CAAD: Arbitragem Tributária

Processo n.º 444/2014-T

Tema: Imposto do Selo - Terrenos para construção - Verba 28 da TGIS

 

 

AS PARTES

 

Requerente:  «A - Sociedade de Investimentos Imobiliários, S. A.», NIPC …, com sede social na R. … Lisboa

Requerida:    Autoridade Tributária e Aduaneira

Tema:            Terrenos para construção - Imposto do Selo - Verba 28 da TGIS

 

DECISÃO ARBITRAL

 

I -      Objecto do pedido e tramitação processual

Em 24 de Junho de 2014, a Requerente apresentou pedido de pronúncia arbitral, requerendo:

i)          A declaração de ilegalidade de dois actos tributários de liquidação de Imposto do Selo referente ao ano de 2013 (n.º 2014… e n.º 2014…); e

ii)        Indemnização pelos custos decorrentes da emissão de garantia bancária, a qual foi apresentada para efeitos de suspensão do processo de execução fiscal.

As referidas notas de liquidação de imposto respeitam a dois prédios urbanos, descritos nas respectivas cadernetas prediais como “terrenos para construção” (… e …, ambos da freguesia do …, Lisboa).

 

O Imposto do Selo incide, nos termos da verba 28.1 da respectiva Tabela Geral, sobre “prédios urbanos com afectação habitacional” cujo “valor patrimonial tributário constante da matriz, nos termos do Código do IMI, seja igual ou superior a 1.000.000 €”. A norma de incidência subjectiva faz recair o imposto sobre o proprietário, usufrutuário ou superficiário (à data de 31 de Dezembro do ano a que o imposto respeitar).

 

Por decisão do Presidente do Conselho Deontológico (n.º 1 do artigo 6.º do RJAT) foi designado como árbitro único o signatário.
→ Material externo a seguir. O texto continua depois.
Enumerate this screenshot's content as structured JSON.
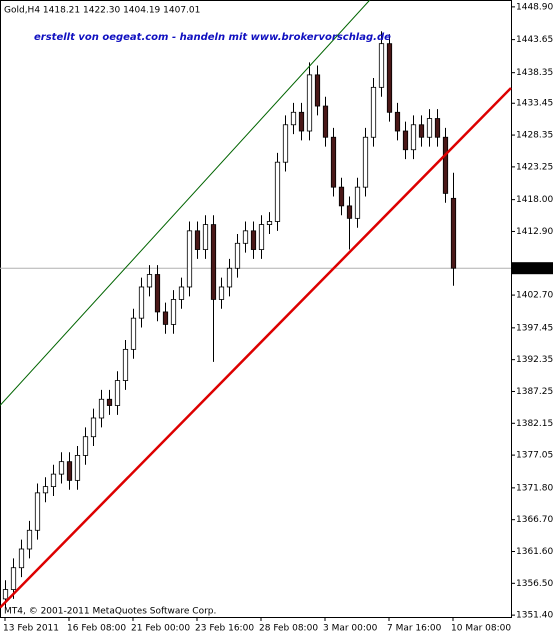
{
  "chart_data": {
    "type": "candlestick",
    "title": "Gold,H4  1418.21 1422.30 1404.19 1407.01",
    "annotation": "erstellt von oegeat.com - handeln mit www.brokervorschlag.de",
    "footer": "MT4, © 2001-2011 MetaQuotes Software Corp.",
    "open": [
      1354,
      1355.5,
      1359,
      1362,
      1365,
      1371,
      1372,
      1374,
      1376,
      1373,
      1377,
      1380,
      1383,
      1386,
      1385,
      1389,
      1394,
      1399,
      1404,
      1406,
      1400,
      1398,
      1402,
      1404,
      1413,
      1410,
      1414,
      1402,
      1404,
      1407,
      1411,
      1413,
      1410,
      1414,
      1414.5,
      1424,
      1430,
      1432,
      1429,
      1438,
      1433,
      1428,
      1420,
      1417,
      1415,
      1420,
      1428,
      1436,
      1443,
      1432,
      1429,
      1426,
      1430,
      1428,
      1431,
      1428,
      1418.21
    ],
    "high": [
      1357,
      1360.5,
      1363.5,
      1366.5,
      1372.5,
      1373.5,
      1375.5,
      1377.5,
      1377.5,
      1378.5,
      1381.5,
      1384.5,
      1387.5,
      1387.5,
      1390.5,
      1395.5,
      1400.5,
      1405.5,
      1407.5,
      1407.5,
      1401.5,
      1403.5,
      1405.5,
      1414.5,
      1414.5,
      1415.5,
      1415.5,
      1405.5,
      1408.5,
      1412.5,
      1414.5,
      1414.5,
      1415.5,
      1416,
      1425.5,
      1431.5,
      1433.5,
      1433.5,
      1440,
      1439.5,
      1434.5,
      1429.5,
      1421.5,
      1418.5,
      1421.5,
      1429.5,
      1437.5,
      1445,
      1444.5,
      1433.5,
      1430.5,
      1431.5,
      1431.5,
      1432.5,
      1432.5,
      1429.5,
      1422.3
    ],
    "low": [
      1352.5,
      1354,
      1357.5,
      1360.5,
      1363.5,
      1369.5,
      1370.5,
      1372.5,
      1371.5,
      1371.5,
      1375.5,
      1378.5,
      1381.5,
      1383.5,
      1383.5,
      1387.5,
      1392.5,
      1397.5,
      1402.5,
      1398.5,
      1396.5,
      1396.5,
      1400.5,
      1402.5,
      1408.5,
      1408.5,
      1392,
      1400.5,
      1402.5,
      1405.5,
      1409.5,
      1408.5,
      1408.5,
      1412.5,
      1413,
      1422.5,
      1428.5,
      1427.5,
      1427.5,
      1431.5,
      1426.5,
      1418.5,
      1415.5,
      1410,
      1413.5,
      1418.5,
      1426.5,
      1434.5,
      1430.5,
      1427.5,
      1424.5,
      1424.5,
      1426.5,
      1426.5,
      1426.5,
      1417.5,
      1404.19
    ],
    "close": [
      1355.5,
      1359,
      1362,
      1365,
      1371,
      1372,
      1374,
      1376,
      1373,
      1377,
      1380,
      1383,
      1386,
      1385,
      1389,
      1394,
      1399,
      1404,
      1406,
      1400,
      1398,
      1402,
      1404,
      1413,
      1410,
      1414,
      1402,
      1404,
      1407,
      1411,
      1413,
      1410,
      1414,
      1414.5,
      1424,
      1430,
      1432,
      1429,
      1438,
      1433,
      1428,
      1420,
      1417,
      1415,
      1420,
      1428,
      1436,
      1443,
      1432,
      1429,
      1426,
      1430,
      1428,
      1431,
      1428,
      1419,
      1407.01
    ],
    "up_color": "#ffffff",
    "down_color": "#4a1818",
    "wick_color": "#000000",
    "last_price": {
      "value": 1407.01,
      "label": "1407.01"
    },
    "lines": [
      {
        "color": "#dd0000",
        "width": 2.5,
        "points": [
          [
            -0.625,
            1352.6
          ],
          [
            63.25,
            1435.9
          ]
        ]
      },
      {
        "color": "#006400",
        "width": 1,
        "points": [
          [
            -0.625,
            1385
          ],
          [
            45.6,
            1450
          ]
        ]
      }
    ],
    "xlim": [
      -0.625,
      63.25
    ],
    "ylim": [
      1351.1,
      1450.0
    ],
    "xticks": [
      {
        "value": 0,
        "label": "13 Feb 2011"
      },
      {
        "value": 8,
        "label": "16 Feb 08:00"
      },
      {
        "value": 16,
        "label": "21 Feb 00:00"
      },
      {
        "value": 24,
        "label": "23 Feb 16:00"
      },
      {
        "value": 32,
        "label": "28 Feb 08:00"
      },
      {
        "value": 40,
        "label": "3 Mar 00:00"
      },
      {
        "value": 48,
        "label": "7 Mar 16:00"
      },
      {
        "value": 56,
        "label": "10 Mar 08:00"
      }
    ],
    "yticks": [
      {
        "value": 1448.9,
        "label": "1448.90"
      },
      {
        "value": 1443.65,
        "label": "1443.65"
      },
      {
        "value": 1438.35,
        "label": "1438.35"
      },
      {
        "value": 1433.45,
        "label": "1433.45"
      },
      {
        "value": 1428.35,
        "label": "1428.35"
      },
      {
        "value": 1423.25,
        "label": "1423.25"
      },
      {
        "value": 1418.0,
        "label": "1418.00"
      },
      {
        "value": 1412.9,
        "label": "1412.90"
      },
      {
        "value": 1402.7,
        "label": "1402.70"
      },
      {
        "value": 1397.45,
        "label": "1397.45"
      },
      {
        "value": 1392.35,
        "label": "1392.35"
      },
      {
        "value": 1387.25,
        "label": "1387.25"
      },
      {
        "value": 1382.15,
        "label": "1382.15"
      },
      {
        "value": 1377.05,
        "label": "1377.05"
      },
      {
        "value": 1371.8,
        "label": "1371.80"
      },
      {
        "value": 1366.7,
        "label": "1366.70"
      },
      {
        "value": 1361.6,
        "label": "1361.60"
      },
      {
        "value": 1356.5,
        "label": "1356.50"
      },
      {
        "value": 1351.4,
        "label": "1351.40"
      }
    ]
  }
}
O tribunal arbitral foi constituído em 27 de Agosto de 2014.

 

A Administração Tributária e Aduaneira (doravante a designar, abreviadamente, por AT) apresentou a sua Resposta em 17 de Outubro. Adicionalmente, a AT requereu a dispensa da primeira reunião arbitral prevista no artigo 18.º do RJAT, atenta a ausência de excepções e estabilidade da matéria de facto e respectivos elementos probatórios.

 

Notificada para o efeito, a Requerente manifestou a sua concordância com a dispensa da reunião arbitral.

 

Tendo em conta a posição manifestada pelas Partes, o tribunal decidiu dispensar quaisquer outras formalidades e proferir decisão até 21 de Novembro.

As partes gozam de capacidade e legitimidade jurídicas.

 

O Tribunal Arbitral foi regularmente constituído e é competente.

O processo não padece de qualquer nulidade. Não foram suscitadas pelas partes quaisquer excepções que obstem à apreciação do mérito da causa.

 

II -    Enquadramento fáctico e síntese dos fundamentos de direito alegados pelas partes

a)        A Requerente é proprietária de dois terrenos para construção (sitos em Lisboa, na freguesia do …), os quais configuram prédios urbanos na acepção do Código do IMI;

b)        Em Setembro de 2006 os prédios urbanos foram avaliados nos termos do regime de avaliação previsto no Código do IMI. Em ambos os casos foi determinado um valor patrimonial tributário superior a 1.000.000 €;

c)        A actualização trienal dos valores patrimoniais tributários levou a que os mesmos se encontrassem, a 31 de Dezembro de 2013, fixados em 3.295.514,62 € (…) e 4.522.972, 95 € (…);

d)       A AT emitiu notas de liquidação do Imposto do Selo, ao abrigo da verba 28.1 da correspondente Tabela Geral, nos valores de 32.955,15 € (…) e 45.229,73 € (…);

e)        O pagamento do imposto é, por remissão para o Código do IMI, fraccionado em 3 momentos, devendo realizar-se nos meses de Abril, Julho e Novembro;

f)         A Requerente juntou cópia das cadernetas prediais (emitidas em Março 2014) e liquidação do Imposto do Selo, a qual inclui o documento de pagamento da primeira parcela (Abril 2014);

g)        A Requerente não realizou o pagamento das referidas notas de liquidação;

h)        Para suspender a cobrança coerciva da dívida em sede de execução fiscal, a Requerente apresentou uma garantia bancária à primeira solicitação, no valor de 32.577,64 €.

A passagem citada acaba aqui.